Reposted with permission from Dr. Wayne Au, professor of education at UW-Bothell.

Recently I’ve had multiple conversations with teachers about concrete actions that K-12 schools and communities need to be thinking about for if/when ICE comes after our children (and I think it is more a question of “when” not “if,” at this point). This is not meant to be total or exhaustive, and additions are welcome. These are also not in any particular order.

1. Make sure there is a policy in place that all office staff must immediately report that ICE has arrived – report to the administration, the parents, and perhaps the students. Maybe even as a public announcement to warn EVERYBODY on campus.

2. Teachers, we need to get your/our colleagues to make commitments regarding their level of involvement should ICE show up. Some of us/them are willing to put their bodies on the line and physically protect our kids. Some are not. But maybe a colleague who won’t put their body down is willing/able to cover your class for you when ICE comes. That level of support is important too.

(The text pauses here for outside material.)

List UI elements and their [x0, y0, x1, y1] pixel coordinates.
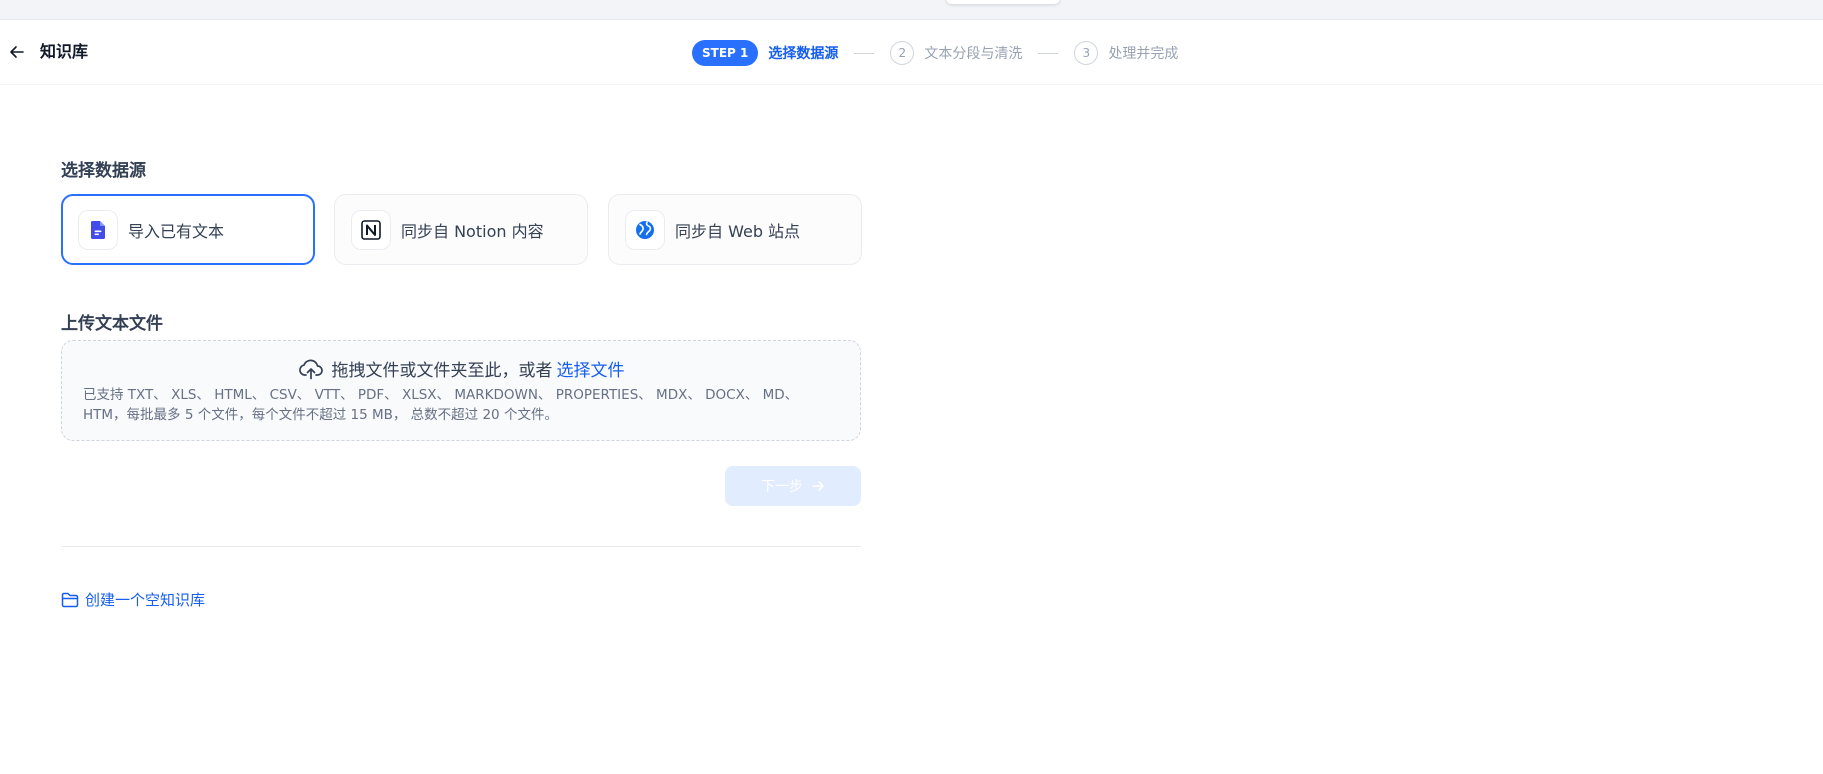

3. Neighborhood parents, we should be networking with other parents to figure out and make plans of who among you/us would immediately come down to school and form a blockade, if necessary, to protect our kids. We also need to figure out whom among us is at least willing to come down and provide witness and report what is happening (which is also an important role).

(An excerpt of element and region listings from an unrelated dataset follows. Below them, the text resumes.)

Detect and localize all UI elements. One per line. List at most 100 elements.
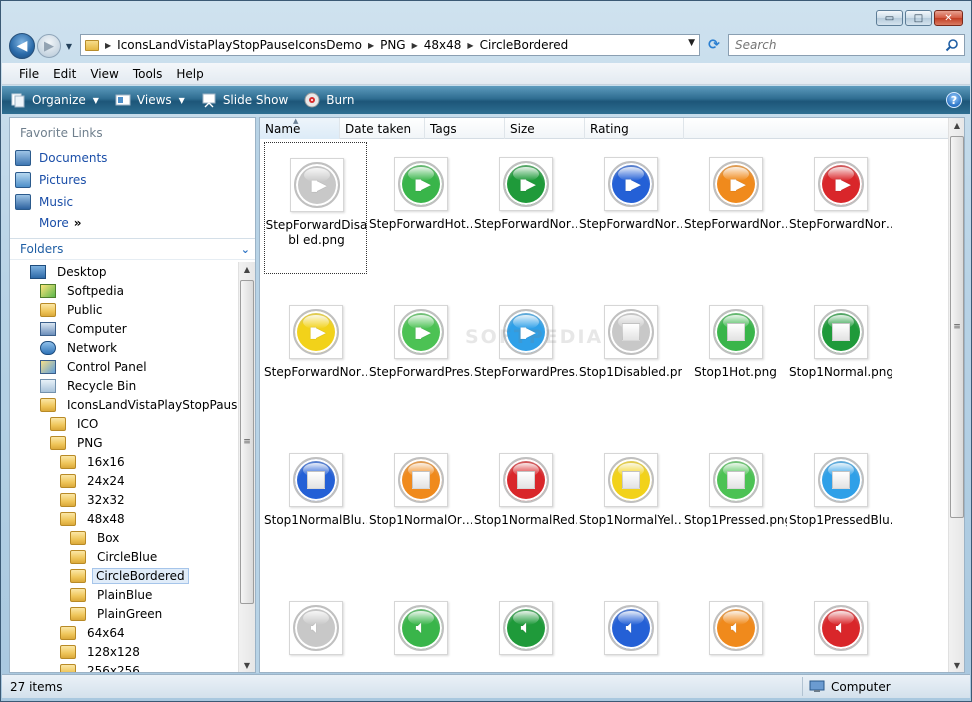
folder-tree-scrollbar[interactable]: ▲ ≡ ▼ <box>238 262 255 672</box>
file-item[interactable]: ▮▶ StepForwardNor… <box>789 142 892 274</box>
tree-item[interactable]: PlainGreen <box>70 604 167 623</box>
file-item[interactable]: ▮▶ StepForwardDisabl ed.png <box>264 142 367 274</box>
computer-icon <box>40 321 56 336</box>
close-button[interactable]: ✕ <box>934 10 963 26</box>
breadcrumb-separator-icon[interactable]: ▶ <box>105 41 111 50</box>
file-item[interactable]: Stop1NormalBlu… <box>264 438 367 570</box>
column-name[interactable]: ▲ Name <box>260 118 340 139</box>
file-item[interactable]: ▮▶ StepForwardNor… <box>474 142 577 274</box>
file-item[interactable]: Stop1PressedBlu… <box>789 438 892 570</box>
address-dropdown-icon[interactable]: ▼ <box>688 38 695 48</box>
tree-item[interactable]: CircleBlue <box>70 547 162 566</box>
tree-item[interactable]: Recycle Bin <box>40 376 141 395</box>
menu-edit[interactable]: Edit <box>46 67 83 81</box>
menu-file[interactable]: File <box>12 67 46 81</box>
favorite-documents[interactable]: Documents <box>15 150 107 166</box>
file-item[interactable]: 🔈︎ <box>684 586 787 672</box>
organize-button[interactable]: Organize ▼ <box>10 92 99 108</box>
address-bar[interactable]: ▶ IconsLandVistaPlayStopPauseIconsDemo ▶… <box>80 34 700 56</box>
slideshow-button[interactable]: Slide Show <box>201 92 288 108</box>
tree-item[interactable]: 32x32 <box>60 490 130 509</box>
file-item[interactable]: 🔈︎ <box>369 586 472 672</box>
search-box[interactable] <box>728 34 965 56</box>
file-item[interactable]: ▮▶ StepForwardPres… <box>369 290 472 422</box>
file-item[interactable]: 🔈︎ <box>789 586 892 672</box>
tree-item[interactable]: Desktop <box>30 262 112 281</box>
tree-item[interactable]: 64x64 <box>60 623 130 642</box>
favorite-more[interactable]: More » <box>39 216 82 230</box>
file-item[interactable]: ▮▶ StepForwardNor… <box>264 290 367 422</box>
recent-pages-dropdown[interactable]: ▼ <box>63 42 75 51</box>
views-button[interactable]: Views ▼ <box>115 92 185 108</box>
breadcrumb-item[interactable]: 48x48 <box>424 38 462 52</box>
menu-help[interactable]: Help <box>169 67 210 81</box>
folders-header[interactable]: Folders ⌄ <box>10 238 255 260</box>
scroll-down-arrow-icon[interactable]: ▼ <box>239 658 255 672</box>
search-icon[interactable] <box>945 38 959 52</box>
column-size[interactable]: Size <box>505 118 585 139</box>
column-date-taken[interactable]: Date taken <box>340 118 425 139</box>
scroll-down-arrow-icon[interactable]: ▼ <box>949 658 964 672</box>
breadcrumb-separator-icon[interactable]: ▶ <box>467 41 473 50</box>
speaker-icon: 🔈︎ <box>608 605 654 651</box>
tree-item[interactable]: 16x16 <box>60 452 130 471</box>
forward-button[interactable]: ▶ <box>37 34 61 58</box>
menu-tools[interactable]: Tools <box>126 67 170 81</box>
file-item[interactable]: Stop1NormalRed… <box>474 438 577 570</box>
file-item[interactable]: Stop1Normal.png <box>789 290 892 422</box>
tree-item[interactable]: Public <box>40 300 108 319</box>
menu-view[interactable]: View <box>83 67 125 81</box>
file-item[interactable]: ▮▶ StepForwardNor… <box>684 142 787 274</box>
refresh-icon[interactable]: ⟳ <box>704 35 724 55</box>
file-item[interactable]: Stop1NormalYel… <box>579 438 682 570</box>
file-item[interactable]: ▮▶ StepForwardNor… <box>579 142 682 274</box>
file-item[interactable]: Stop1Pressed.png <box>684 438 787 570</box>
tree-item[interactable]: 128x128 <box>60 642 145 661</box>
tree-item[interactable]: 48x48 <box>60 509 130 528</box>
tree-item[interactable]: 24x24 <box>60 471 130 490</box>
scrollbar-thumb[interactable]: ≡ <box>240 280 254 604</box>
scrollbar-thumb[interactable]: ≡ <box>950 136 964 518</box>
tree-item[interactable]: Network <box>40 338 122 357</box>
breadcrumb-item[interactable]: PNG <box>380 38 406 52</box>
tree-item[interactable]: Softpedia <box>40 281 129 300</box>
tree-item[interactable]: Computer <box>40 319 132 338</box>
favorite-pictures[interactable]: Pictures <box>15 172 87 188</box>
file-item[interactable]: 🔈︎ <box>579 586 682 672</box>
maximize-button[interactable]: □ <box>905 10 932 26</box>
stop-icon <box>818 309 864 355</box>
file-item[interactable]: Stop1NormalOr… <box>369 438 472 570</box>
breadcrumb-separator-icon[interactable]: ▶ <box>368 41 374 50</box>
scroll-up-arrow-icon[interactable]: ▲ <box>949 118 964 132</box>
views-label: Views <box>136 93 172 107</box>
file-item[interactable]: ▮▶ StepForwardHot… <box>369 142 472 274</box>
tree-item[interactable]: CircleBordered <box>70 566 189 585</box>
breadcrumb-separator-icon[interactable]: ▶ <box>412 41 418 50</box>
file-item[interactable]: 🔈︎ <box>474 586 577 672</box>
tree-item[interactable]: Box <box>70 528 124 547</box>
column-rating[interactable]: Rating <box>585 118 684 139</box>
tree-item[interactable]: PNG <box>50 433 108 452</box>
burn-button[interactable]: Burn <box>304 92 354 108</box>
scroll-up-arrow-icon[interactable]: ▲ <box>239 262 255 276</box>
minimize-button[interactable]: ▭ <box>876 10 903 26</box>
breadcrumb-item[interactable]: IconsLandVistaPlayStopPauseIconsDemo <box>117 38 362 52</box>
help-icon[interactable]: ? <box>946 92 962 108</box>
folder-icon <box>50 416 66 431</box>
search-input[interactable] <box>735 38 935 52</box>
breadcrumb-item[interactable]: CircleBordered <box>480 38 569 52</box>
tree-item[interactable]: PlainBlue <box>70 585 157 604</box>
tree-item[interactable]: IconsLandVistaPlayStopPauseIcons <box>40 395 238 414</box>
tree-item-label: 128x128 <box>87 644 140 659</box>
file-item[interactable]: ▮▶ StepForwardPres… <box>474 290 577 422</box>
favorite-music[interactable]: Music <box>15 194 73 210</box>
file-item[interactable]: 🔈︎ <box>264 586 367 672</box>
tree-item[interactable]: ICO <box>50 414 103 433</box>
tree-item[interactable]: 256x256 <box>60 661 145 672</box>
file-item[interactable]: Stop1Hot.png <box>684 290 787 422</box>
column-tags[interactable]: Tags <box>425 118 505 139</box>
file-item[interactable]: Stop1Disabled.png <box>579 290 682 422</box>
back-button[interactable]: ◀ <box>9 33 35 59</box>
tree-item[interactable]: Control Panel <box>40 357 152 376</box>
file-list-scrollbar[interactable]: ▲ ≡ ▼ <box>948 118 964 672</box>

4. Parents/Teachers/Administrators, we could set up a system of “temporary custody” such that, if ICE shows up, a child could be passed along (or snuck out) to some trusted parents or adults in order to hide them from ICE, or in the case that the child’s parents can’t come to school because they themselves need to stay away from ICE.

5. Teachers/Administrators, we should also be doing curriculum around immigration and immigrants’ rights, creating spaces for kids to process their fears and build relationships with each other, as well as critically analyzing media, government, and policy on this issue.

6. Teachers/Parents/Administrator, we should be creating spaces for community conversation around this, which also means sharing resources with each other (e.g., where to find legal support). So getting local and regional immigrants’ rights organizations to present at our schools should be a priority right now.

7. District and school administrators, even if you are not willing to be radical enough to block ICE, you can at least push for policy that creates a “process” for ICE to follow so that it buys kids, parents, and communities more time and distance to get away. For instance, while the Seattle Schools Policy that has come from our superintendent is not super radical, it at least says, “send them downtown to our legal office” – which buys time (I say this knowing the ICE may not care about district policy…).

8. Many have been talking about doing a school lock-down if ICE shows up. This means that no one is allowed in or out of the building. This could be effective and is worth exploring. One downside that was raised was that it would also allow ICE to muster more forces and jump through whatever hoops they need to jump through, all while keeping their targets in one place.

Again, these are just some beginning thoughts on how we might be better prepared if/when ICE comes to our schools. Please feel free to share and add.